Sphingosine mobilizes intracellular calcium in human neutrophils.

The effect of sphingosine on the cytosolic free Ca2+ concentrations, [Ca2+]i, of human neutrophils was re-examined using Fura-2 loaded cells. We found that sphingosine induced a dose-dependent elevation of [Ca2+]i. At sphingosine concentrations > or = 10 microM, the rise in [Ca2+]i was biphasic; an initial phase increasing basal [Ca2+]i by 100% was succeeded by a second phase which raised [Ca2+]i to several microM. The enhanced signal was sustained and slowly approached the Fmax of Fura-2 over 10 min.
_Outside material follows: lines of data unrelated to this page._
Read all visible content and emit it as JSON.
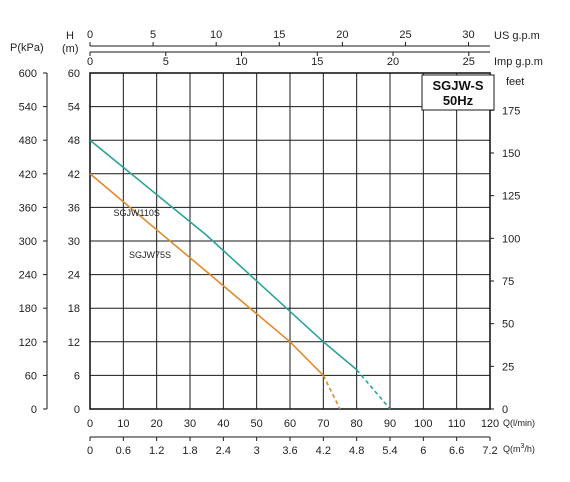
{
  "chart_data": {
    "type": "line",
    "title": "SGJW-S",
    "subtitle": "50Hz",
    "axes": {
      "x_main": {
        "label": "Q(l/min)",
        "min": 0,
        "max": 120,
        "ticks": [
          0,
          10,
          20,
          30,
          40,
          50,
          60,
          70,
          80,
          90,
          100,
          110,
          120
        ]
      },
      "x_m3h": {
        "label": "Q(m³/h)",
        "label_base": "Q(m",
        "label_sup": "3",
        "label_tail": "/h)",
        "ticks": [
          "0",
          "0.6",
          "1.2",
          "1.8",
          "2.4",
          "3",
          "3.6",
          "4.2",
          "4.8",
          "5.4",
          "6",
          "6.6",
          "7.2"
        ]
      },
      "x_us": {
        "label": "US g.p.m",
        "ticks": [
          0,
          5,
          10,
          15,
          20,
          25,
          30
        ],
        "max_at_main": 120
      },
      "x_imp": {
        "label": "Imp g.p.m",
        "ticks": [
          0,
          5,
          10,
          15,
          20,
          25
        ],
        "max_at_main": 120
      },
      "y_head_m": {
        "label_top": "H",
        "label_unit": "(m)",
        "min": 0,
        "max": 60,
        "ticks": [
          0,
          6,
          12,
          18,
          24,
          30,
          36,
          42,
          48,
          54,
          60
        ]
      },
      "y_kpa": {
        "label": "P(kPa)",
        "ticks": [
          0,
          60,
          120,
          180,
          240,
          300,
          360,
          420,
          480,
          540,
          600
        ]
      },
      "y_feet": {
        "label": "feet",
        "ticks": [
          0,
          25,
          50,
          75,
          100,
          125,
          150,
          175
        ]
      }
    },
    "series": [
      {
        "name": "SGJW110S",
        "color": "#2aa39b",
        "x": [
          0,
          35,
          70,
          80,
          90
        ],
        "y": [
          48,
          31,
          12,
          7,
          0
        ],
        "dashed_from_x": 80
      },
      {
        "name": "SGJW75S",
        "color": "#e08a2e",
        "x": [
          0,
          30,
          60,
          70,
          75
        ],
        "y": [
          42,
          27,
          12,
          6,
          0
        ],
        "dashed_from_x": 70
      }
    ],
    "grid": true
  }
}
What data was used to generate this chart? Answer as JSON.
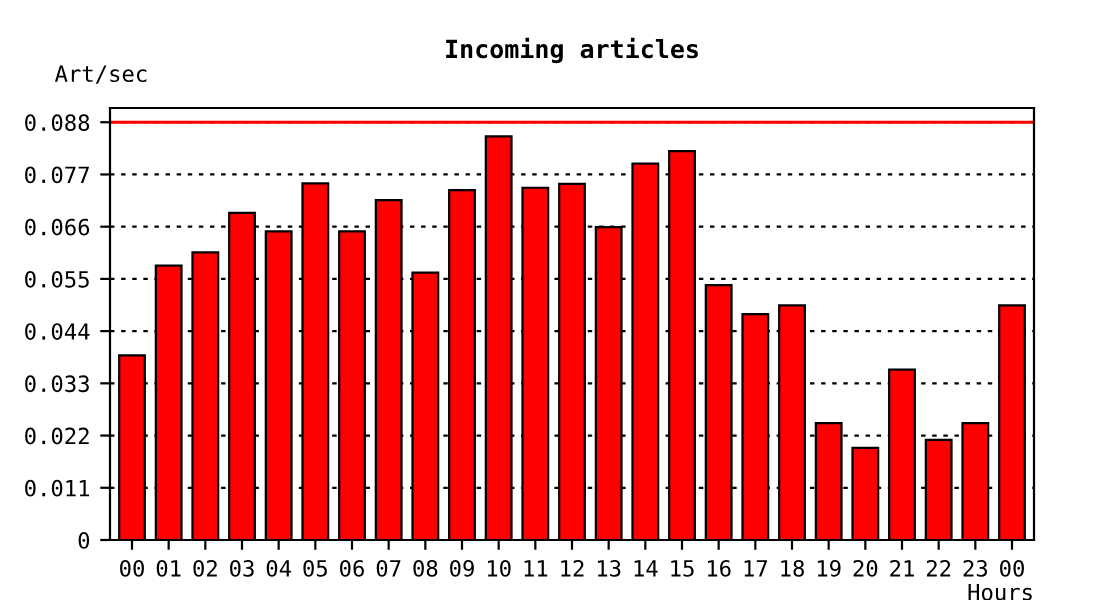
{
  "chart_data": {
    "type": "bar",
    "title": "Incoming articles",
    "ylabel": "Art/sec",
    "xlabel": "Hours",
    "categories": [
      "00",
      "01",
      "02",
      "03",
      "04",
      "05",
      "06",
      "07",
      "08",
      "09",
      "10",
      "11",
      "12",
      "13",
      "14",
      "15",
      "16",
      "17",
      "18",
      "19",
      "20",
      "21",
      "22",
      "23",
      "00"
    ],
    "values": [
      0.0389,
      0.0578,
      0.0606,
      0.0689,
      0.065,
      0.0751,
      0.065,
      0.0716,
      0.0563,
      0.0737,
      0.085,
      0.0742,
      0.075,
      0.0659,
      0.0793,
      0.0819,
      0.0537,
      0.0476,
      0.0494,
      0.0246,
      0.0194,
      0.0359,
      0.0211,
      0.0246,
      0.0494
    ],
    "color": "#ff0000",
    "ylim": [
      0,
      0.091
    ],
    "yticks": [
      0,
      0.011,
      0.022,
      0.033,
      0.044,
      0.055,
      0.066,
      0.077,
      0.088
    ],
    "grid": "y",
    "ref_lines": [
      {
        "axis": "y",
        "value": 0.088,
        "color": "#ff0000",
        "line_style": "solid"
      }
    ]
  }
}
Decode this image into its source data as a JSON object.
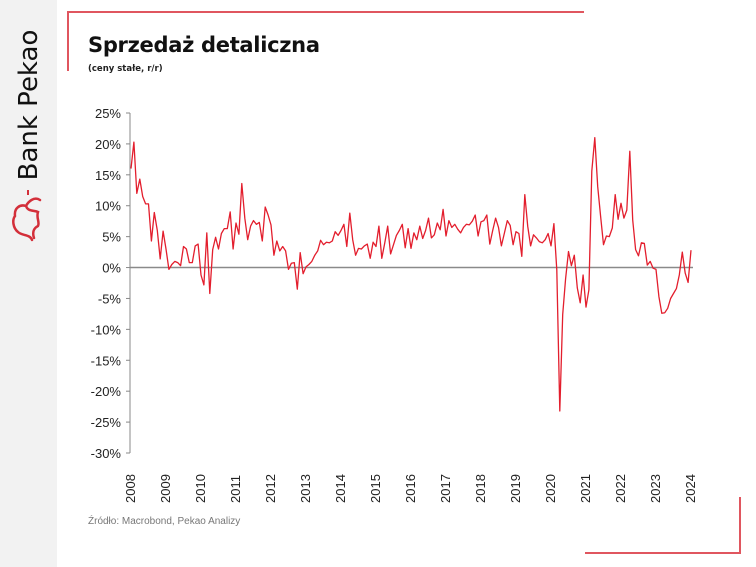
{
  "brand": {
    "name": "Bank Pekao",
    "accent": "#d32f3a"
  },
  "header": {
    "title": "Sprzedaż detaliczna",
    "subtitle": "(ceny stałe, r/r)"
  },
  "footer": {
    "source": "Źródło: Macrobond, Pekao Analizy"
  },
  "chart_data": {
    "type": "line",
    "title": "Sprzedaż detaliczna",
    "subtitle": "(ceny stałe, r/r)",
    "xlabel": "",
    "ylabel": "",
    "ylim": [
      -30,
      25
    ],
    "yticks": [
      "25%",
      "20%",
      "15%",
      "10%",
      "5%",
      "0%",
      "-5%",
      "-10%",
      "-15%",
      "-20%",
      "-25%",
      "-30%"
    ],
    "ytick_values": [
      25,
      20,
      15,
      10,
      5,
      0,
      -5,
      -10,
      -15,
      -20,
      -25,
      -30
    ],
    "xticks": [
      "2008",
      "2009",
      "2010",
      "2011",
      "2012",
      "2013",
      "2014",
      "2015",
      "2016",
      "2017",
      "2018",
      "2019",
      "2020",
      "2021",
      "2022",
      "2023",
      "2024"
    ],
    "x_start": "2008-01",
    "x_frequency": "monthly",
    "grid": false,
    "zero_line": true,
    "series": [
      {
        "color": "#e31e2d",
        "values": [
          16,
          20.3,
          12,
          14.3,
          11.5,
          10.3,
          10.3,
          4.3,
          8.9,
          6,
          1.4,
          5.9,
          3,
          -0.3,
          0.5,
          1,
          0.8,
          0.3,
          3.4,
          3,
          0.8,
          0.8,
          3.5,
          3.8,
          -1.2,
          -2.8,
          5.6,
          -4.2,
          2.9,
          4.9,
          3,
          5.5,
          6.3,
          6.3,
          9,
          3,
          7.2,
          5.4,
          13.6,
          8,
          4.5,
          6.7,
          7.6,
          7,
          7.3,
          4.3,
          9.8,
          8.5,
          6.9,
          2,
          4.3,
          2.7,
          3.4,
          2.7,
          -0.3,
          0.7,
          0.8,
          -3.5,
          2.4,
          -1,
          0.1,
          0.5,
          1,
          2,
          2.7,
          4.4,
          3.7,
          4.1,
          4,
          4.3,
          5.8,
          5.2,
          6,
          7,
          3.4,
          8.8,
          4.5,
          2,
          3.1,
          3,
          3.5,
          3.8,
          1.5,
          4.1,
          3.4,
          6.7,
          1.5,
          4,
          6.7,
          2.2,
          3.7,
          5.2,
          6,
          7,
          3.2,
          6.3,
          3.1,
          5.6,
          4.5,
          6.7,
          4.7,
          6,
          8,
          4.8,
          5.3,
          7.2,
          6.1,
          9.4,
          5.1,
          7.6,
          6.5,
          7,
          6.2,
          5.6,
          6.5,
          7,
          6.9,
          7.5,
          8.5,
          5.1,
          7.4,
          7.6,
          8.5,
          3.8,
          6,
          8,
          6.5,
          3.5,
          5.5,
          7.6,
          6.8,
          3.7,
          5.8,
          5.5,
          1.8,
          11.8,
          6.7,
          3.5,
          5.3,
          4.8,
          4.2,
          4,
          4.5,
          5.5,
          3.5,
          7.1,
          -0.4,
          -23.2,
          -7.6,
          -1.8,
          2.6,
          0.3,
          2,
          -3.3,
          -5.7,
          -1.2,
          -6.4,
          -3.6,
          15.6,
          21,
          13.1,
          8.3,
          3.7,
          5.1,
          5,
          6.4,
          11.8,
          7.8,
          10.4,
          8,
          9.3,
          18.8,
          7.7,
          2.9,
          1.9,
          4,
          3.9,
          0.4,
          1,
          -0.1,
          -0.3,
          -4.7,
          -7.4,
          -7.3,
          -6.6,
          -5,
          -4.2,
          -3.4,
          -1.2,
          2.5,
          -0.9,
          -2.4,
          2.8
        ]
      }
    ]
  }
}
Although cytotoxicity assays indicate that Fura-2 leakage contributed to the rise in fluorescence, EGTA, surprisingly, had no effect on the time course of this response. The explanation was that EGTA blocked Fura-2 leakage from and trypan blue uptake by neutrophils. Thus, in the presence of EGTA, biphasic increases in the fluorescent signal can be attributed mainly to release of intracellular Ca2+. Mn2+ quenching studies confirmed that sphingosine mobilized Ca2+ in two distinct phases and promoted the influx of Mn2+. Mn2+ entry, however, was not matched by substantial Ca2+ influx. Sphingosine elevation of [Ca2+]i was insensitive to pertussis toxin treatment of neutrophils and was not correlated with (1,4,5)IP3 formation. Studies with semi-permeabilized cells show that sphingosine, up to 80 microM, neither mobilized Ca2+ significantly nor inhibited active Ca2+ sequestration. Sphingosylphosphorylcholine induced a small but dose-dependent release of Ca2+. We hypothesize that a metabolite of sphingosine may release Ca2+ directly in intact neutrophils.